Army Sergeant Tiffani Smith, Texas ARNG Company C, 2-149 Aviation, flight medic, echoed that the morning sling loads were well coordinated from beginning to end.
“It was well-thought out process, executed well, and served as a good refresher for me,” she said. “I thought that the visual cues with the ground marking panels and hook-up teams’ colored safety vests were helpful. It allowed me to see when the hook-up team was ready, and where to aim the aircraft as we approached the load.”
She noted the inter-service camaraderie demonstrated during her safety brief to the Airmen that morning carried over to their MEDEVAC flights as passengers that afternoon.
“They were all eager and professional,” she said. “During the safety brief, they were focused and paid attention. I think it’s because we’re all familiar with American military operations. We just came back from Kosovo, and working with other nations presents different challenges. Today’s team was calm, cool, and collected. They were prepared, and followed directions very well so we could focus on the mission.”

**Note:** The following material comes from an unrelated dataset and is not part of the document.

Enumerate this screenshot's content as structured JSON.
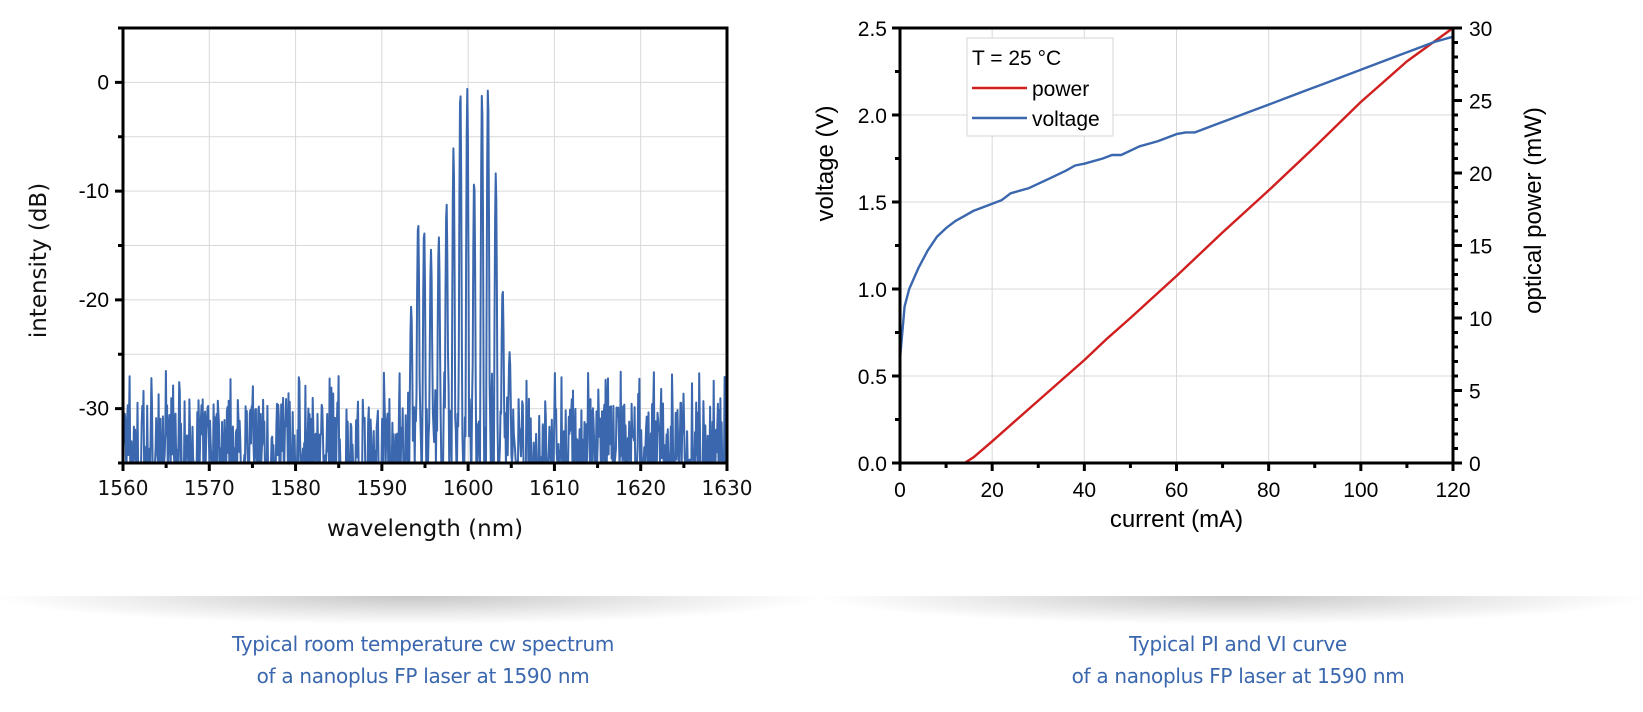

In keeping with its exercise name, OPERATION ALAMO EVACUATION witnessed the sling load evacuation of more than 36,000 pounds of cargo and the medical evacuation of 27 MEDEVAC actors. Both of the leaders of the participating Texas Army National Guard and Air Force Reserve units emphasized that the day’s mission had value far beyond these tactical measures of accomplishment.
Lieutenant Colonel Jeremy Moore, 26th APS commander, underscored that the mission of the exercise aligned with his unit’s warfighting mission.

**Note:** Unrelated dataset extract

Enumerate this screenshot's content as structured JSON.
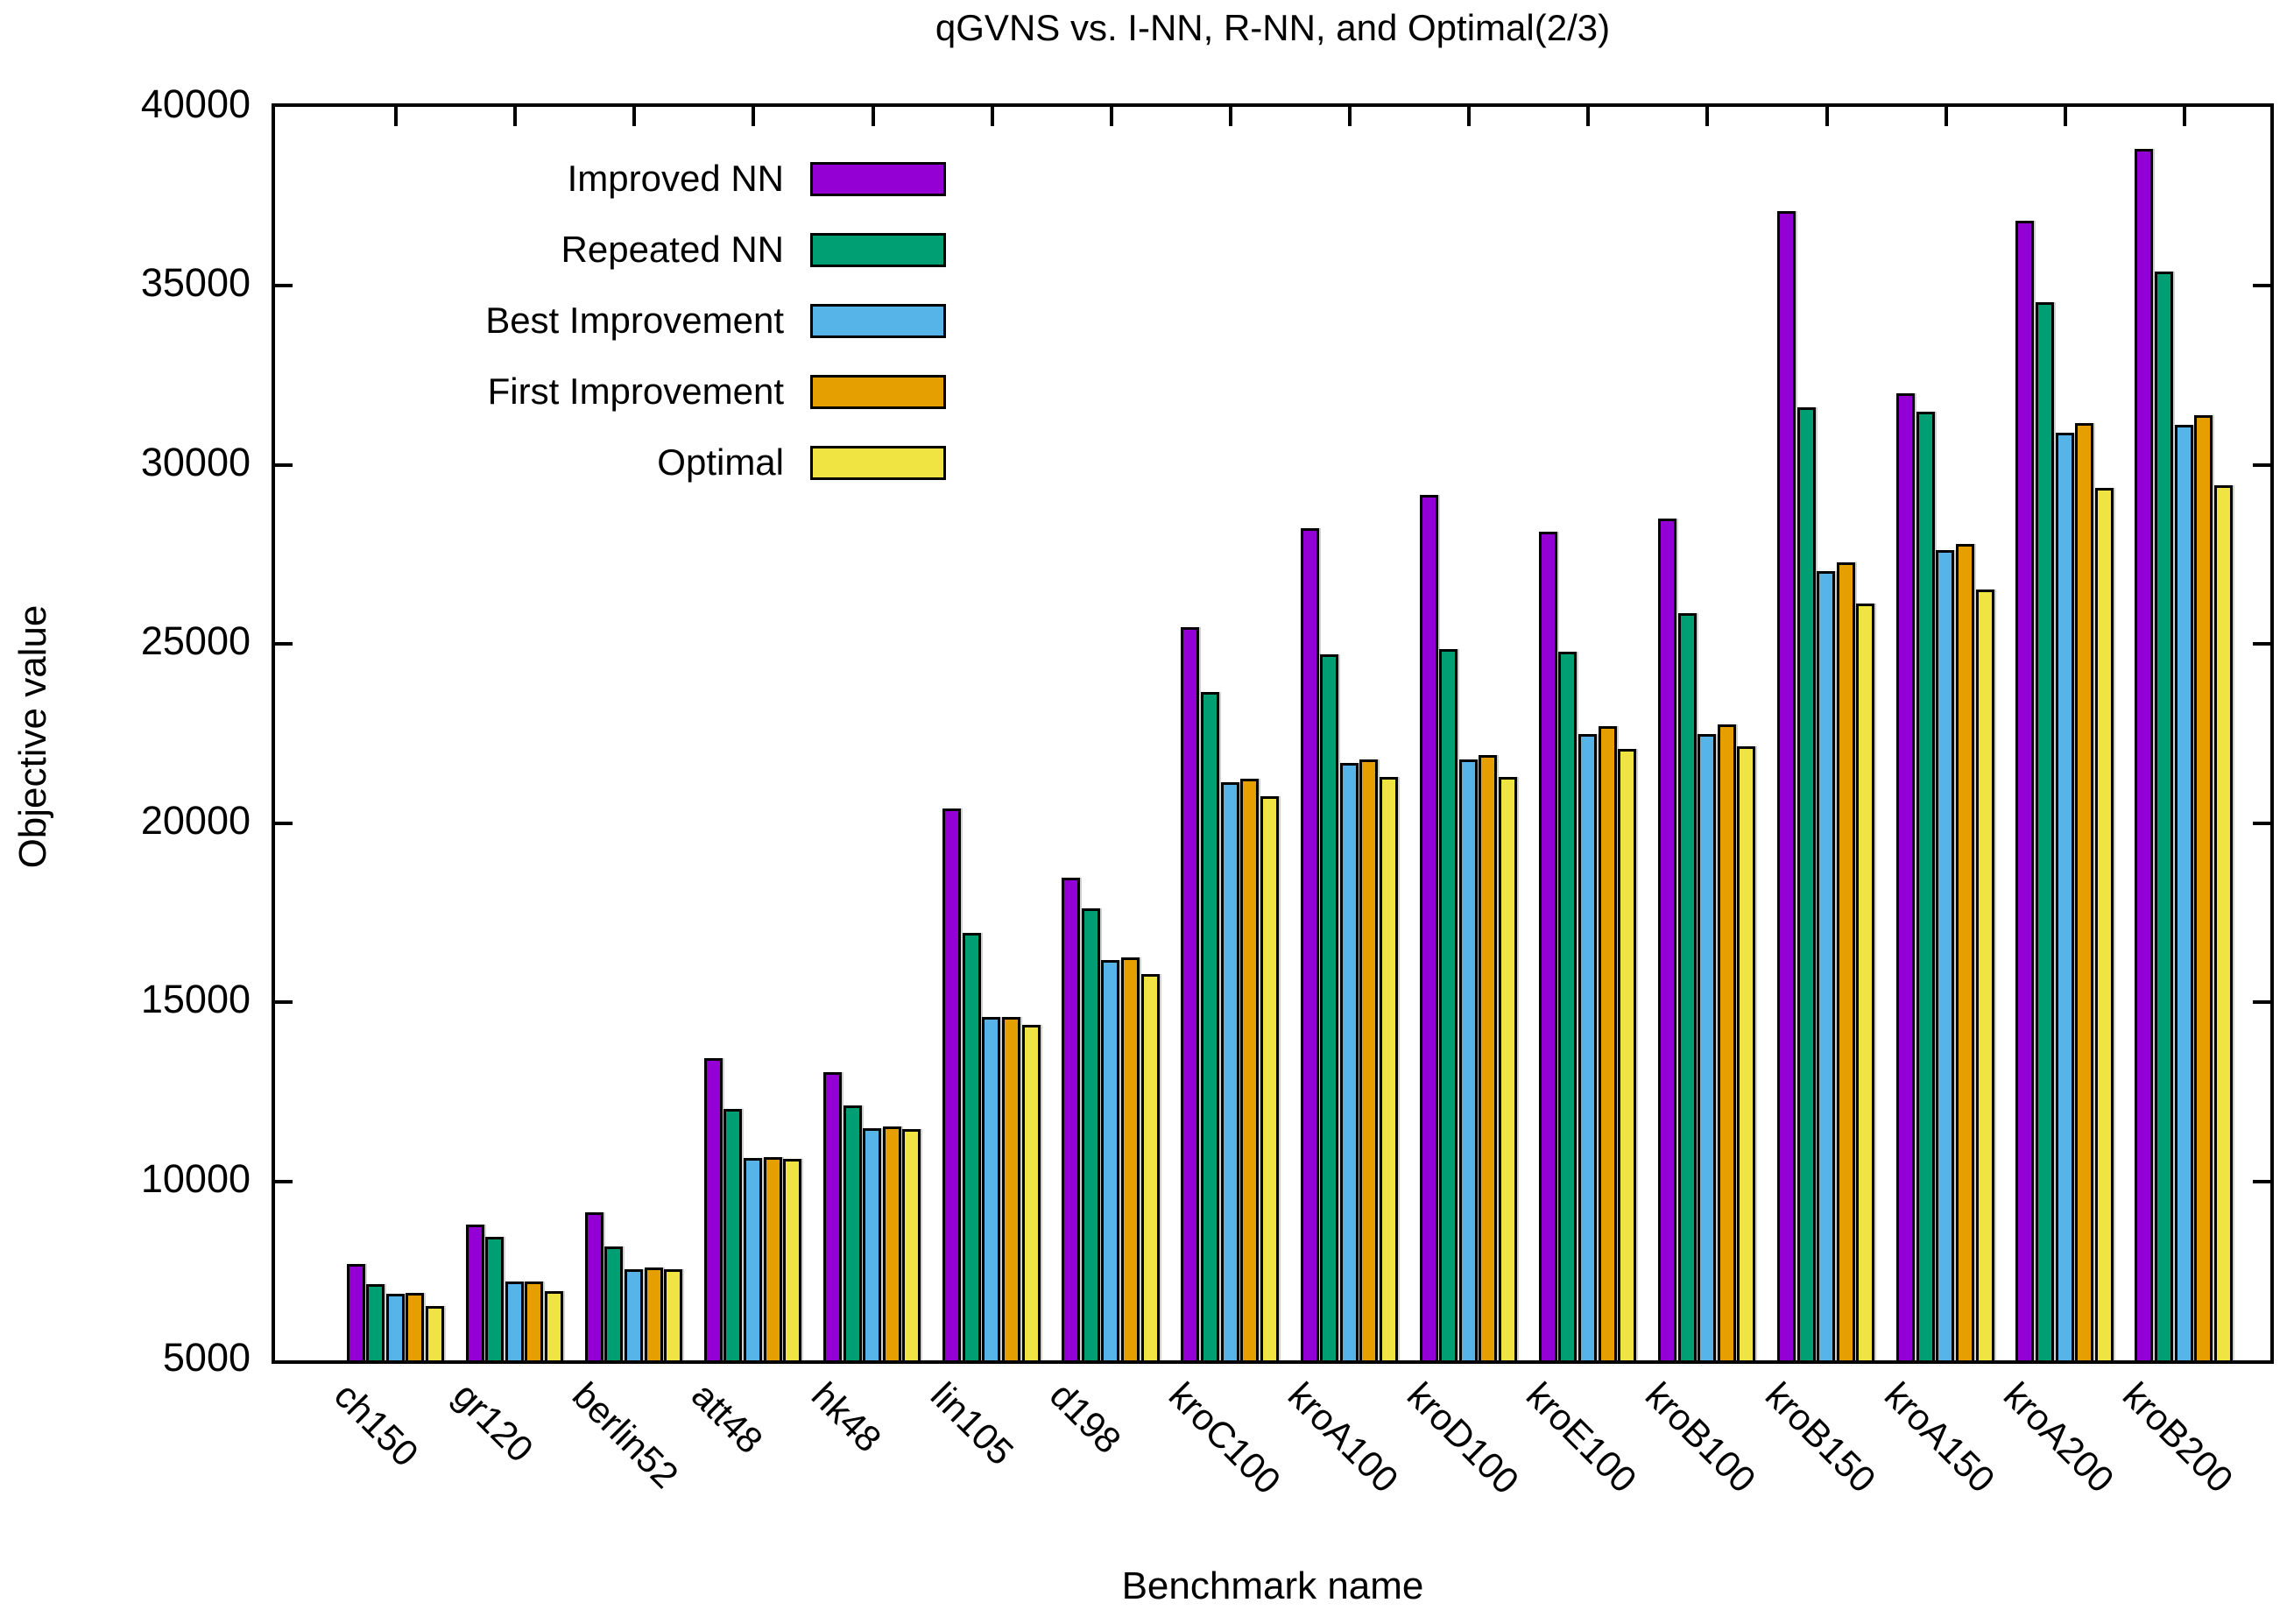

“Our primary mission at the 26th APS is to train and provide combat ready aerial porters,” he said. “This joint opportunity let us exercise some of our more unique support requirements that we normally wouldn't see outside of a deployed location. More importantly, it provided our younger Airmen the opportunity to build and understand inter-service relationships with a key mission partner, the Army. It was exciting to see this come together, and to reinforce our ability to provide Rapid Global Mobility.”

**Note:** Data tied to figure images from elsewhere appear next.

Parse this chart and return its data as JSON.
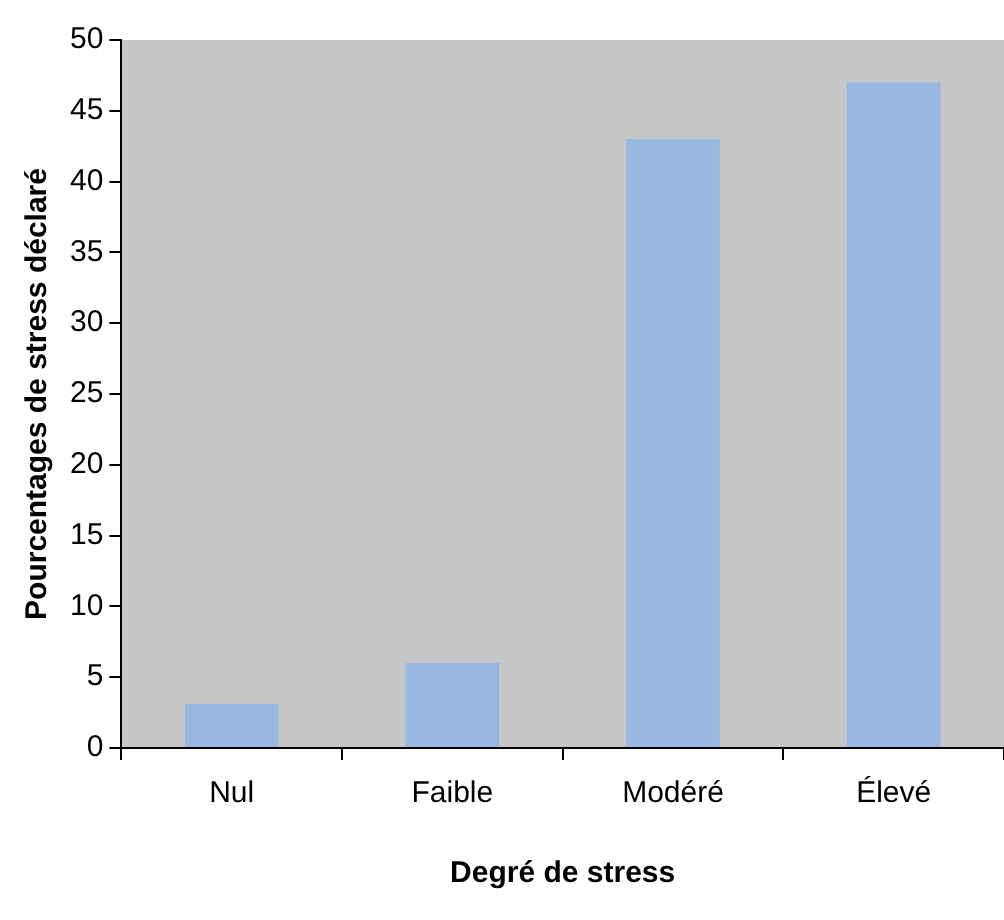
{
  "chart_data": {
    "type": "bar",
    "xlabel": "Degré de stress",
    "ylabel": "Pourcentages de stress déclaré",
    "categories": [
      "Nul",
      "Faible",
      "Modéré",
      "Élevé"
    ],
    "values": [
      3.1,
      6,
      43,
      47
    ],
    "color": "#98b8e0",
    "ylim": [
      0,
      50
    ],
    "yticks": [
      0,
      5,
      10,
      15,
      20,
      25,
      30,
      35,
      40,
      45,
      50
    ],
    "grid": false,
    "legend": false
  }
}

Offering his key leader perspective, Lt. Col. José Reyes, Texas ARNG Company C, 2-149 Aviation commander, remarked how beneficial the training was for both developing technical proficiency and inter-service relationships.
“This was a tremendous opportunity for our units to work together,” he said. “I challenged my staff to plan the most efficient training with aircrew and aircraft sequencing. Integrating the Air Force hook-up teams and pre-rigged loads improved the process, allowing faster iterations. We trained 12 pilots, six crew chiefs, and four medics. To put that many crews through training with only two aircraft in such a short amount of time speaks volumes for the value of inter-service cooperation.”
Reyes remarked that the success of the day’s exercise shows a promising future for joint operations.
“We’re building a relationship,” he said. “We’ve established an association, successfully executed this mission, and now we can plan on future opportunities to reinforce our Joint, Total-Force partnership.”